Ao proceder à exclusão de uma parte volumosa da sociedade, a classe dirigente pulverizou o contrato social que mantinha um certo equilíbrio civil. E os panegiristas da "nova ordem económica", que em duas décadas causou injustiças medonhas, e permitiu a ascensão crescente de uma casta sem ética nem dignidade, tentam recompor-se, criticando os estilos de consumo e a "ganância insustentável". Há mais fome no mundo, mais ressentimento, mais ódio e mais rancor. A crise veio desvelar o que uma espantosa (e bem dirigida) manipulação da informação e das consciências transformou em júbilo, o que, de facto, era monstruoso. A TVI exibiu, há pouco, uma reportagem de Rui Araújo, na qual a fome e o medo eram questões fundamentais.

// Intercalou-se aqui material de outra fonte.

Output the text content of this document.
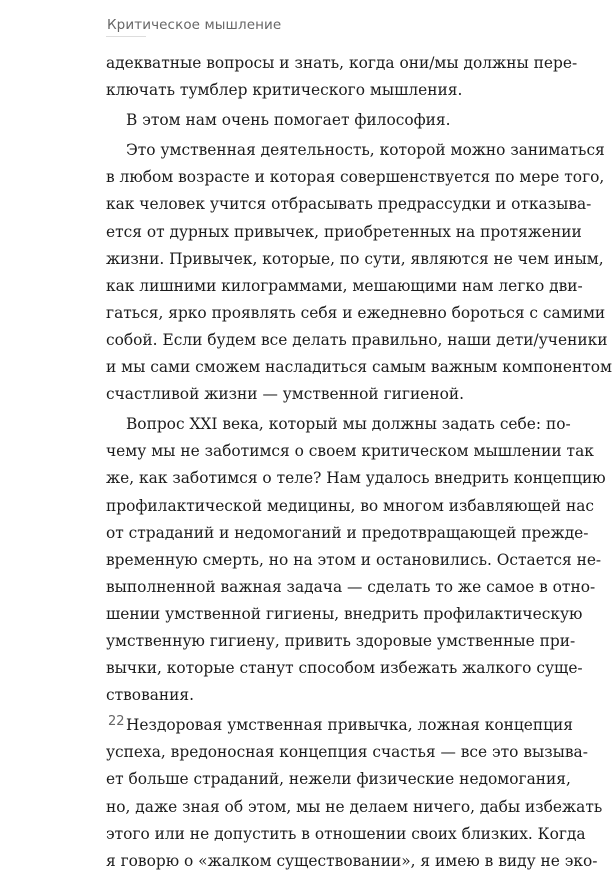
Критическое мышление
адекватные вопросы и знать, когда они/мы должны пере-
ключать тумблер критического мышления.
В этом нам очень помогает философия.
Это умственная деятельность, которой можно заниматься
в любом возрасте и которая совершенствуется по мере того,
как человек учится отбрасывать предрассудки и отказыва-
ется от дурных привычек, приобретенных на протяжении
жизни. Привычек, которые, по сути, являются не чем иным,
как лишними килограммами, мешающими нам легко дви-
гаться, ярко проявлять себя и ежедневно бороться с самими
собой. Если будем все делать правильно, наши дети/ученики
и мы сами сможем насладиться самым важным компонентом
счастливой жизни — умственной гигиеной.
Вопрос XXI века, который мы должны задать себе: по-
чему мы не заботимся о своем критическом мышлении так
же, как заботимся о теле? Нам удалось внедрить концепцию
профилактической медицины, во многом избавляющей нас
от страданий и недомоганий и предотвращающей прежде-
временную смерть, но на этом и остановились. Остается не-
выполненной важная задача — сделать то же самое в отно-
шении умственной гигиены, внедрить профилактическую
умственную гигиену, привить здоровые умственные при-
вычки, которые станут способом избежать жалкого суще-
ствования.
Нездоровая умственная привычка, ложная концепция
успеха, вредоносная концепция счастья — все это вызыва-
ет больше страданий, нежели физические недомогания,
но, даже зная об этом, мы не делаем ничего, дабы избежать
этого или не допустить в отношении своих близких. Когда
я говорю о «жалком существовании», я имею в виду не эко-
22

É um documento terrível. Araújo conta que, na Cova da Beira, há quem sobreviva com 80 cêntimos por dia, e os mais afortunados com três euros. Acaso os grandes interesses económicos não constituíssem intransponíveis obstáculos, a Cova da Beira poderia alimentar parte substancial do País. O repórter da TVI conta a história de um casal, ele tipógrafo, ela taxista, ambos desempregados, que foram coagidos, pelas circunstâncias, a abandonar Lisboa, onde viviam, e a instalar-se em casa de familiares, numa aldeia da Beira Interior, onde as coisas estão mais em conta. A reportagem não constitui uma parábola nem é uma metáfora: representa, na sua pungente exposição, a nossa perda de humanidade. Eis o panorama. Que nos oferecem José Sócrates e Manuela Ferreira Leite? Nada que rompa com o estabelecido. Ambos simbolizam organizações que se pretendem hegemónicas, actuando em esferas ideológicas muito semelhantes. Ambos favorecem um nivelamento progressivo das consciências e uma determinada forma de domesticação mental de que resultam as nossas múltiplas incertezas e os nossos medos permanentes.
Baptista-Bastos
1 comentário:
Realmente, uma parte volumosa da sociedade está excluída de aceder às casinhas da CML.